Pascal Hebrard, Pierre Niergue, Nicolas Bermond ©Mario Sinistaj

Sarko a hurlé ?

 
Pierre Niergue : Il a ri et a même fait savoir, par l’intermédiaire de son Secrétaire général, qu’il présenterait le calendrier lors des vœux de l’Élysée cette année-là. Merci à lui pour la promotion. Les Aveugles de France n’ont jamais été autant médiatisés.

 
Nicolas Bermond : L’idée brillante, sur ce coup-là, a été de prendre le risque d’agir illégalement, en pariant que personne n’oserait attaquer une association comme les aveugles de France. Mais il fallait que le client, qui prend la responsabilité, ait le courage d’oser. Je suis donc d’accord avec vous : il n’y a pas de bonne campagne sans bon client.

« Il n’y a pas de bonne campagne sans bon client »


Un mot sur les associations que vous soutenez.

 
Pierre Niergue : Nous soutenons effectivement plusieurs associations locales car nous considérons que notre succès s’est construit ici et qu’il est essentiel de rester cohérents. C’est une question de principe. Nous sommes mécènes du musée Fabre, du Montpellier Handball, et nous sommes également impliqués avec Mécènes du Sud et l’association Télémaque, qui œuvre pour l’insertion des jeunes issus de quartiers prioritaires dans le monde de l’entreprise. Je dirais que notre slogan sur le soutien aux collectivités pourrait être « Montpellier avant tout », mais cela sonne un peu trop politique à mon goût. Vous avez compris l’idée…

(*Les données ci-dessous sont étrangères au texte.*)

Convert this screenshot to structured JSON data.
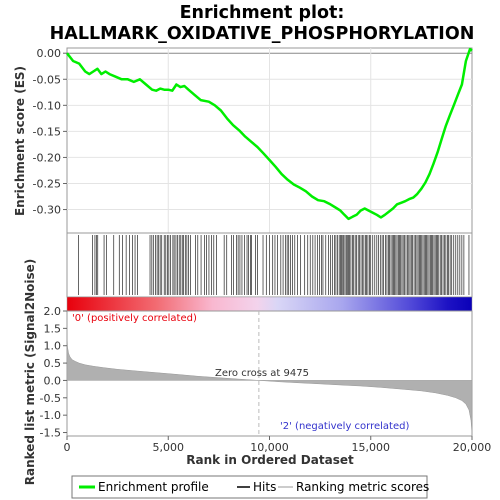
{
  "chart_data": {
    "type": "line",
    "title_lines": [
      "Enrichment plot:",
      "HALLMARK_OXIDATIVE_PHOSPHORYLATION"
    ],
    "top_panel": {
      "ylabel": "Enrichment score (ES)",
      "ylim": [
        -0.345,
        0.01
      ],
      "yticks": [
        0.0,
        -0.05,
        -0.1,
        -0.15,
        -0.2,
        -0.25,
        -0.3
      ],
      "ytick_labels": [
        "0.00",
        "-0.05",
        "-0.10",
        "-0.15",
        "-0.20",
        "-0.25",
        "-0.30"
      ],
      "grid": true,
      "series": [
        {
          "name": "Enrichment profile",
          "color": "#00ee00",
          "x": [
            0,
            300,
            600,
            900,
            1100,
            1300,
            1500,
            1700,
            1900,
            2100,
            2400,
            2700,
            3000,
            3300,
            3600,
            3900,
            4200,
            4400,
            4600,
            4800,
            5000,
            5200,
            5400,
            5600,
            5800,
            6000,
            6300,
            6600,
            7000,
            7300,
            7600,
            7900,
            8200,
            8500,
            8800,
            9100,
            9400,
            9700,
            10000,
            10300,
            10600,
            10900,
            11200,
            11500,
            11800,
            12100,
            12400,
            12700,
            13000,
            13300,
            13500,
            13700,
            13900,
            14100,
            14300,
            14500,
            14700,
            14900,
            15100,
            15300,
            15500,
            15700,
            15900,
            16100,
            16300,
            16500,
            16700,
            16900,
            17100,
            17300,
            17500,
            17700,
            17900,
            18100,
            18300,
            18500,
            18700,
            18900,
            19100,
            19300,
            19500,
            19700,
            19900,
            20000
          ],
          "y": [
            0.0,
            -0.015,
            -0.02,
            -0.035,
            -0.04,
            -0.035,
            -0.03,
            -0.04,
            -0.035,
            -0.04,
            -0.045,
            -0.05,
            -0.05,
            -0.055,
            -0.05,
            -0.06,
            -0.07,
            -0.072,
            -0.068,
            -0.07,
            -0.07,
            -0.072,
            -0.06,
            -0.065,
            -0.063,
            -0.07,
            -0.08,
            -0.09,
            -0.093,
            -0.1,
            -0.11,
            -0.125,
            -0.138,
            -0.148,
            -0.16,
            -0.17,
            -0.18,
            -0.192,
            -0.205,
            -0.218,
            -0.232,
            -0.243,
            -0.252,
            -0.258,
            -0.265,
            -0.275,
            -0.282,
            -0.284,
            -0.29,
            -0.297,
            -0.302,
            -0.31,
            -0.318,
            -0.314,
            -0.31,
            -0.302,
            -0.298,
            -0.302,
            -0.306,
            -0.31,
            -0.315,
            -0.31,
            -0.304,
            -0.298,
            -0.29,
            -0.287,
            -0.284,
            -0.28,
            -0.277,
            -0.27,
            -0.26,
            -0.248,
            -0.232,
            -0.212,
            -0.19,
            -0.165,
            -0.14,
            -0.12,
            -0.1,
            -0.08,
            -0.06,
            -0.015,
            0.008,
            0.005
          ]
        }
      ]
    },
    "hits": {
      "name": "Hits",
      "color": "#000000",
      "positions": [
        560,
        1250,
        1380,
        1460,
        1520,
        1830,
        1940,
        2310,
        2580,
        2740,
        2920,
        3080,
        3240,
        3360,
        3490,
        4100,
        4190,
        4260,
        4380,
        4450,
        4530,
        4600,
        4680,
        4800,
        4880,
        4960,
        5030,
        5110,
        5230,
        5290,
        5380,
        5460,
        5540,
        5620,
        5690,
        5760,
        5840,
        5920,
        6010,
        6100,
        6350,
        6460,
        6620,
        6780,
        6890,
        7010,
        7140,
        7250,
        7390,
        7760,
        7890,
        8120,
        8230,
        8370,
        8450,
        8540,
        8640,
        8770,
        8890,
        8960,
        9060,
        9120,
        9300,
        9400,
        9680,
        9840,
        10010,
        10160,
        10270,
        10390,
        10560,
        10670,
        10780,
        10870,
        10950,
        11040,
        11130,
        11250,
        11390,
        11540,
        11740,
        11890,
        12010,
        12140,
        12250,
        12360,
        12460,
        12560,
        12640,
        12780,
        12910,
        13020,
        13100,
        13200,
        13280,
        13350,
        13440,
        13500,
        13560,
        13620,
        13670,
        13730,
        13790,
        13840,
        13900,
        13960,
        14020,
        14090,
        14160,
        14230,
        14300,
        14380,
        14450,
        14520,
        14590,
        14660,
        14730,
        14800,
        14860,
        14930,
        15000,
        15100,
        15200,
        15300,
        15390,
        15470,
        15560,
        15640,
        15720,
        15800,
        15870,
        15930,
        16000,
        16060,
        16120,
        16180,
        16240,
        16300,
        16360,
        16420,
        16480,
        16540,
        16600,
        16670,
        16740,
        16810,
        16880,
        16940,
        17000,
        17070,
        17140,
        17210,
        17280,
        17340,
        17400,
        17460,
        17520,
        17580,
        17640,
        17700,
        17760,
        17820,
        17880,
        17940,
        18000,
        18060,
        18120,
        18180,
        18240,
        18300,
        18360,
        18430,
        18500,
        18570,
        18640,
        18710,
        18780,
        18850,
        18920,
        19000,
        19100,
        19200,
        19300,
        19400,
        19500,
        19600,
        19850
      ]
    },
    "ranked_metric": {
      "name": "Ranking metric scores",
      "ylabel": "Ranked list metric (Signal2Noise)",
      "xlabel": "Rank in Ordered Dataset",
      "xlim": [
        0,
        20000
      ],
      "ylim": [
        -1.6,
        2.0
      ],
      "yticks": [
        2.0,
        1.5,
        1.0,
        0.5,
        0.0,
        -0.5,
        -1.0,
        -1.5
      ],
      "ytick_labels": [
        "2.0",
        "1.5",
        "1.0",
        "0.5",
        "0.0",
        "-0.5",
        "-1.0",
        "-1.5"
      ],
      "xticks": [
        0,
        5000,
        10000,
        15000,
        20000
      ],
      "xtick_labels": [
        "0",
        "5,000",
        "10,000",
        "15,000",
        "20,000"
      ],
      "color": "#b0b0b0",
      "x": [
        0,
        30,
        80,
        150,
        250,
        400,
        600,
        900,
        1300,
        1800,
        2500,
        3500,
        4500,
        5500,
        6500,
        7500,
        8500,
        9475,
        10500,
        11500,
        12500,
        13500,
        14500,
        15500,
        16500,
        17500,
        18200,
        18800,
        19200,
        19500,
        19700,
        19850,
        19950,
        20000
      ],
      "y": [
        1.3,
        0.95,
        0.78,
        0.68,
        0.6,
        0.55,
        0.5,
        0.45,
        0.41,
        0.37,
        0.32,
        0.27,
        0.22,
        0.17,
        0.12,
        0.08,
        0.04,
        0.0,
        -0.04,
        -0.07,
        -0.1,
        -0.13,
        -0.16,
        -0.2,
        -0.25,
        -0.3,
        -0.36,
        -0.43,
        -0.5,
        -0.58,
        -0.68,
        -0.85,
        -1.15,
        -1.55
      ]
    },
    "zero_cross_label": "Zero cross at 9475",
    "zero_cross": 9475,
    "positive_label": "'0' (positively correlated)",
    "negative_label": "'2' (negatively correlated)",
    "legend": [
      "Enrichment profile",
      "Hits",
      "Ranking metric scores"
    ]
  }
}
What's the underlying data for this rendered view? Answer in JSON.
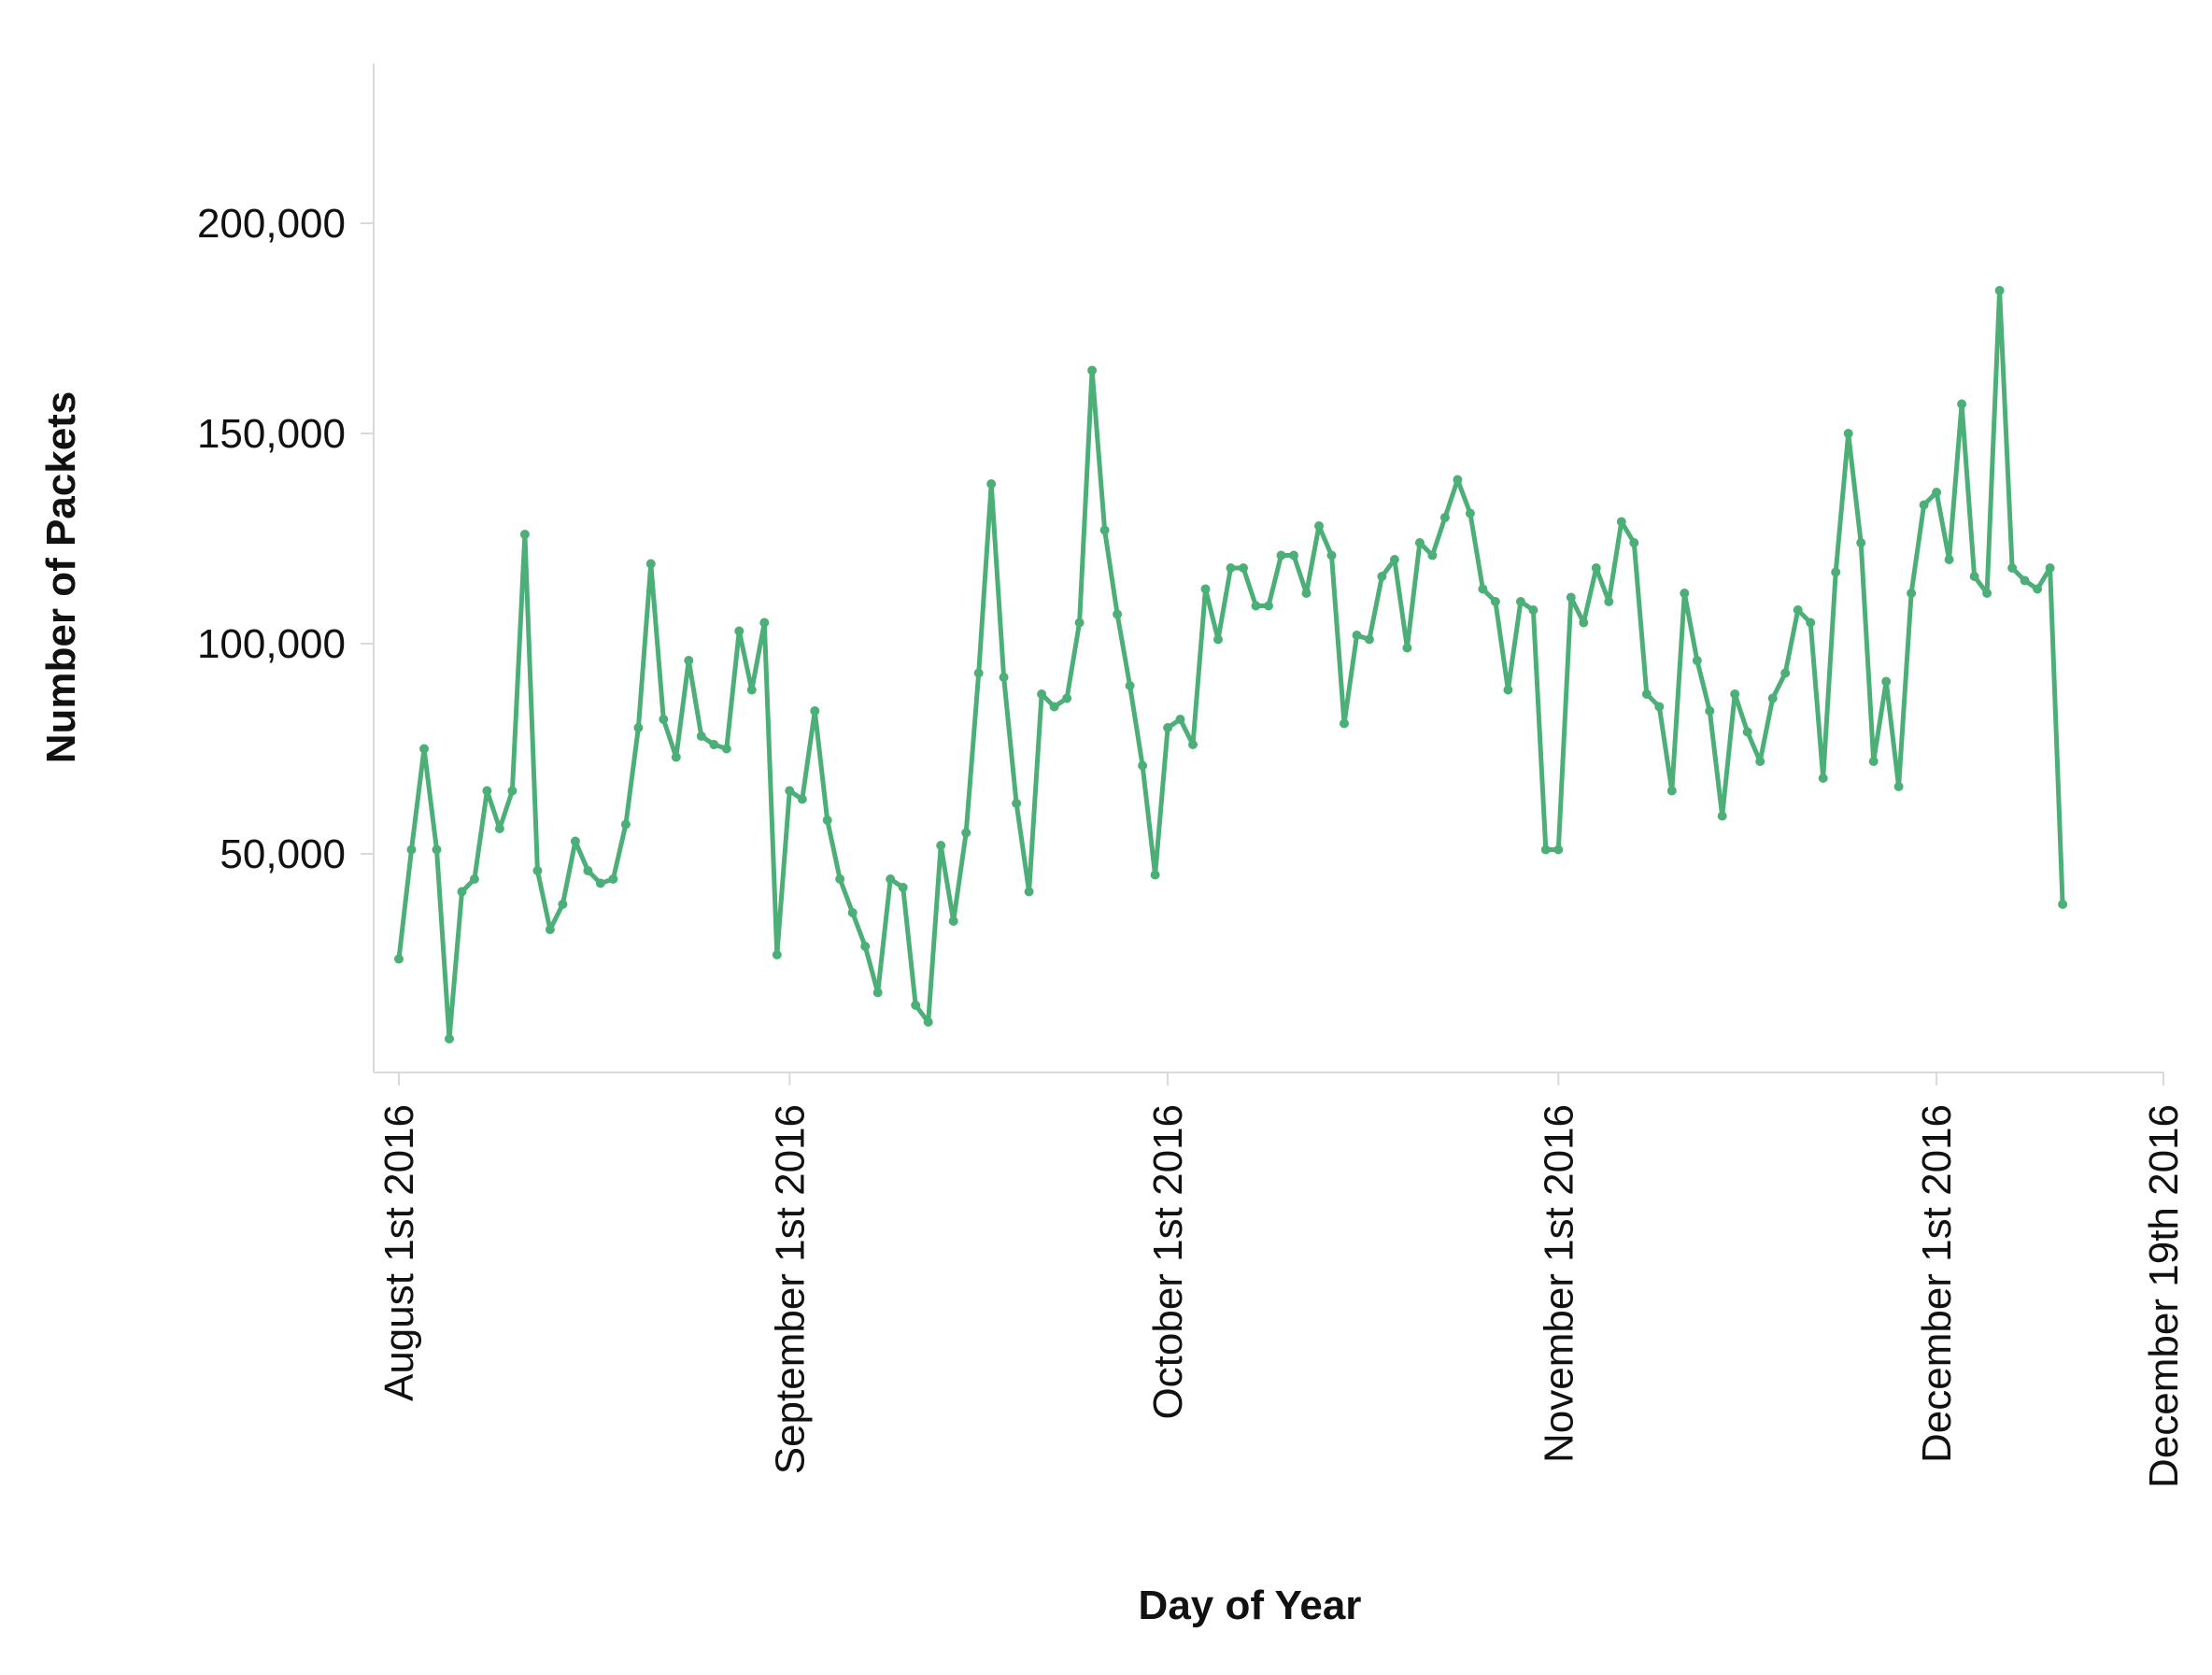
{
  "chart_data": {
    "type": "line",
    "title": "",
    "xlabel": "Day of Year",
    "ylabel": "Number of Packets",
    "ylim": [
      -2000,
      238000
    ],
    "xlim": [
      -2,
      140
    ],
    "y_ticks": [
      {
        "value": 50000,
        "label": "50,000"
      },
      {
        "value": 100000,
        "label": "100,000"
      },
      {
        "value": 150000,
        "label": "150,000"
      },
      {
        "value": 200000,
        "label": "200,000"
      }
    ],
    "x_ticks": [
      {
        "day": 0,
        "label": "August 1st 2016"
      },
      {
        "day": 31,
        "label": "September 1st 2016"
      },
      {
        "day": 61,
        "label": "October 1st 2016"
      },
      {
        "day": 92,
        "label": "November 1st 2016"
      },
      {
        "day": 122,
        "label": "December 1st 2016"
      },
      {
        "day": 140,
        "label": "December 19th 2016"
      }
    ],
    "series": [
      {
        "name": "Number of Packets",
        "color": "#4caf78",
        "values": [
          25000,
          51000,
          75000,
          51000,
          6000,
          41000,
          44000,
          65000,
          56000,
          65000,
          126000,
          46000,
          32000,
          38000,
          53000,
          46000,
          43000,
          44000,
          57000,
          80000,
          119000,
          82000,
          73000,
          96000,
          78000,
          76000,
          75000,
          103000,
          89000,
          105000,
          26000,
          65000,
          63000,
          84000,
          58000,
          44000,
          36000,
          28000,
          17000,
          44000,
          42000,
          14000,
          10000,
          52000,
          34000,
          55000,
          93000,
          138000,
          92000,
          62000,
          41000,
          88000,
          85000,
          87000,
          105000,
          165000,
          127000,
          107000,
          90000,
          71000,
          45000,
          80000,
          82000,
          76000,
          113000,
          101000,
          118000,
          118000,
          109000,
          109000,
          121000,
          121000,
          112000,
          128000,
          121000,
          81000,
          102000,
          101000,
          116000,
          120000,
          99000,
          124000,
          121000,
          130000,
          139000,
          131000,
          113000,
          110000,
          89000,
          110000,
          108000,
          51000,
          51000,
          111000,
          105000,
          118000,
          110000,
          129000,
          124000,
          88000,
          85000,
          65000,
          112000,
          96000,
          84000,
          59000,
          88000,
          79000,
          72000,
          87000,
          93000,
          108000,
          105000,
          68000,
          117000,
          150000,
          124000,
          72000,
          91000,
          66000,
          112000,
          133000,
          136000,
          120000,
          157000,
          116000,
          112000,
          184000,
          118000,
          115000,
          113000,
          118000,
          38000
        ]
      }
    ]
  }
}
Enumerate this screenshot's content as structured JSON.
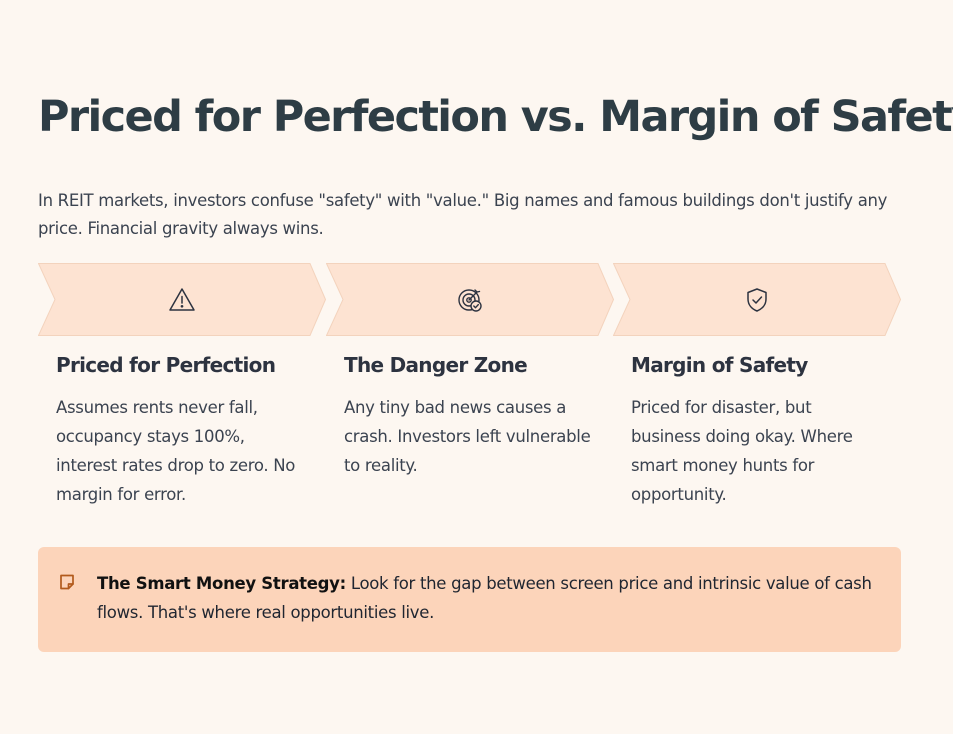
{
  "title": "Priced for Perfection vs. Margin of Safety",
  "intro": "In REIT markets, investors confuse \"safety\" with \"value.\" Big names and famous buildings don't justify any price. Financial gravity always wins.",
  "steps": [
    {
      "icon": "warning-triangle-icon",
      "heading": "Priced for Perfection",
      "body": "Assumes rents never fall, occupancy stays 100%, interest rates drop to zero. No margin for error."
    },
    {
      "icon": "target-check-icon",
      "heading": "The Danger Zone",
      "body": "Any tiny bad news causes a crash. Investors left vulnerable to reality."
    },
    {
      "icon": "shield-check-icon",
      "heading": "Margin of Safety",
      "body": "Priced for disaster, but business doing okay. Where smart money hunts for opportunity."
    }
  ],
  "callout": {
    "icon": "sticky-note-icon",
    "label": "The Smart Money Strategy:",
    "text": " Look for the gap between screen price and intrinsic value of cash flows. That's where real opportunities live."
  },
  "colors": {
    "background": "#fdf7f1",
    "chevron_fill": "#fde3d2",
    "chevron_stroke": "#f3d3bd",
    "callout_bg": "#fcd4ba",
    "callout_icon": "#b25a1c",
    "title": "#2e3d45"
  }
}
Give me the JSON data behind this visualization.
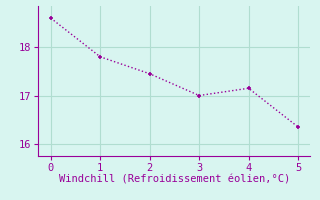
{
  "x": [
    0,
    1,
    2,
    3,
    4,
    5
  ],
  "y": [
    18.6,
    17.8,
    17.45,
    17.0,
    17.15,
    16.35
  ],
  "line_color": "#990099",
  "marker_color": "#990099",
  "bg_color": "#d8f5f0",
  "grid_color": "#b0ddd0",
  "xlabel": "Windchill (Refroidissement éolien,°C)",
  "xlabel_color": "#990099",
  "tick_color": "#990099",
  "axis_color": "#990099",
  "xlim": [
    -0.25,
    5.25
  ],
  "ylim": [
    15.75,
    18.85
  ],
  "xticks": [
    0,
    1,
    2,
    3,
    4,
    5
  ],
  "yticks": [
    16,
    17,
    18
  ],
  "xlabel_fontsize": 7.5,
  "tick_fontsize": 7.5,
  "marker_size": 3.5,
  "linewidth": 1.0
}
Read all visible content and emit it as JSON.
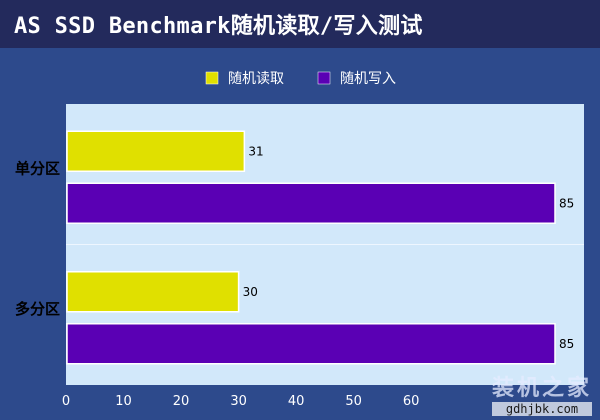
{
  "header": {
    "title": "AS SSD Benchmark随机读取/写入测试"
  },
  "chart_data": {
    "type": "bar",
    "orientation": "horizontal",
    "categories": [
      "单分区",
      "多分区"
    ],
    "series": [
      {
        "name": "随机读取",
        "values": [
          31,
          30
        ],
        "color": "#e0e000"
      },
      {
        "name": "随机写入",
        "values": [
          85,
          85
        ],
        "color": "#5a00b4"
      }
    ],
    "xlim": [
      0,
      90
    ],
    "xticks": [
      0,
      10,
      20,
      30,
      40,
      50,
      60
    ],
    "grid": false,
    "legend": "top-center",
    "plot_bg": "#d2e8fa"
  },
  "watermark": {
    "main": "装机之家",
    "url": "gdhjbk.com"
  }
}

« Le marché est volatile, fugace, exigeant, international » ©Mario Sinistaj

Quel est votre enjeu pour 2024 ?
 
Pascal Hebrard : Poursuivre notre progression, innover et proposer de nouvelles idées.

 
Pierre Niergue : Rester agile, car l’époque des agences dominantes, des marchés faciles et des relations éternelles est révolue. Le marché est désormais volatile, éphémère, exigeant, international, mais aussi stimulant et inspirant.

 
Et pour conclure ?
 
Nicolas Bermond : « Mangez des pommes ! » Rires. Plus sérieusement, vous parliez d’enjeux dans votre question précédente. Sans entrer dans les détails, je mentionnerai l’Intelligence Artificielle. Pour nous, il est clair qu’elle sera de plus en plus centrale dans nos réflexions et dans nos processus. Elle est déjà l’un de nos leviers « clés » de croissance.